Much like this mythical past, the “Globalist” does not exist. He is a mythical creature that has taken on legendary proportions. When the “Globalist” touts the benefits of free movement, the nationalist warns of hordes of immigrant workers. Not since the sacking of Rome have hordes played such an important role in politics, even if it is an imaginary one. While the “Globalist” advocates multilateralism and a global good, the nationalist promises to chart his/her nation’s independent course. To “unleash” his/her nation’s full potential, to break the shackles that bind the fates of states. When the “Globalist” speaks of obligations, the nationalist decries burdens. While the “Globalist” supposedly supports liquidity, the nationalist admires rigidness. When the “Globalist” speaks of empowerment, the nationalist finds nothing more than political correctness and coercion. As the “Globalist” is willing to accept, the nationalist is eager to reject. If the “Globalist” sees grey, the nationalist turns color blind explaining the world in black and white.

Hindu nationalism, vaccine nationalism, economic nationalism or just plain nationalism- these are the political and social reactions to digital technologies that enable the global to take shape and manifest itself daily.

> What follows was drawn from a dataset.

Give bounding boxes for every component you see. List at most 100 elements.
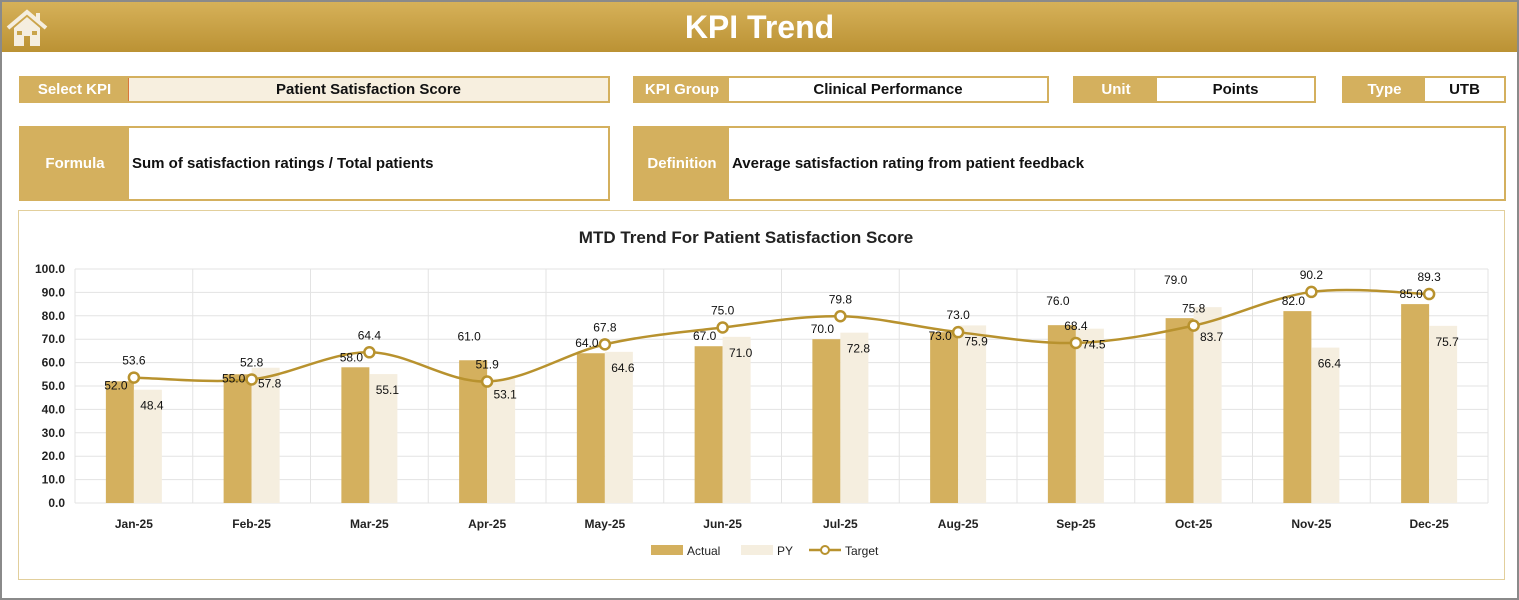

So, here we arrive at the inescapable digital paradox. The more digital technologies become embedded into daily life, the greater the number of nationalists across the world. The Metaverse does not yet exist. But if the vision of the Matarese is that of a global space, occupied in real-time by a global public, then the wave of nationalism will only surge ahead washing over many countries and many shores. Yet, if nations develop national Metaverses, with one promoting Kpop and another a virtual tour of Hogwarts, then the tides may turn, nationalism may subside and the physical world may adopt a global outlook that prioritizes shared, global interests.   

It is, perhaps, a potent reminder that the digital and physical realms do not exist independent of one another. Rather, the digital and the physical impact one another in a dynamic fashion leading to new configurations of power, identity and politics.